Open justinmoon opened 5 years ago
After investigating more, it seems that multisig addresses can't be displayed. Every library display_address
function has a Only supports single-key based addresses
comment. This would be very nice -- hardware wallet multisig is kinda pointless if you can't verify receiving addresses on device display.
All devices handle this differently, either by imo trusting too much, all the way to requiring the user to register multisig wallets on the device first. Going to be difficult to do without a standard.
What about just displaying a multisig address on device display using the displayaddress
HWI command?
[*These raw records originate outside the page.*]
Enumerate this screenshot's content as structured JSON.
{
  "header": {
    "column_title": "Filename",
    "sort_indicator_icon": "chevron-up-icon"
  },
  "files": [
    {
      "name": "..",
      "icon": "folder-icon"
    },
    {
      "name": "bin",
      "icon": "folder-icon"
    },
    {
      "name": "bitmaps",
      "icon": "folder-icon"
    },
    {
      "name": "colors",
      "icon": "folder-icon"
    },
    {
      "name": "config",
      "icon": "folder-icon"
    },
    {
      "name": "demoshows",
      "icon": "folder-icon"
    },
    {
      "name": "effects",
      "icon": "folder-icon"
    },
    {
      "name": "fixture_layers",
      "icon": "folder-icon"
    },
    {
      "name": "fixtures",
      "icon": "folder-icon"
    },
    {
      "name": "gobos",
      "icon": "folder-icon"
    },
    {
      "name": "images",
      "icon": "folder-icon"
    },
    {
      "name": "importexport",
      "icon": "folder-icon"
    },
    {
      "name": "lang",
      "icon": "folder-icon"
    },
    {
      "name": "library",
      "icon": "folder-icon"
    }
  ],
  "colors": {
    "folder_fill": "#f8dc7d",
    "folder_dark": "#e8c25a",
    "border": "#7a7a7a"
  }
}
I know that at least trezor and coldcard can do this in Electrum.
Is this something we could implement here? (I can take a stab at it ...)
That could be a partially-supporting feature yes.
I really want to somehow convince all manufacturers to support registering descriptors so we can have a unified "display address" feature :/
Let's say I have 2/2 multisig. I generate a receiving address on desktop and check it against
hwi displayaddress --desc <desc>
on both devices. Then I know that each device controls a key in the multisig address.But how do I actually verify that the address corresponds to a 2/2 multisig address and not k/k where k > 2 without trusting any UI except the hardware wallet display.
Possible attack: the redeemscript is actually 3/3 with 2 of our keys and a 3rd pubkey that belongs to a ransomer.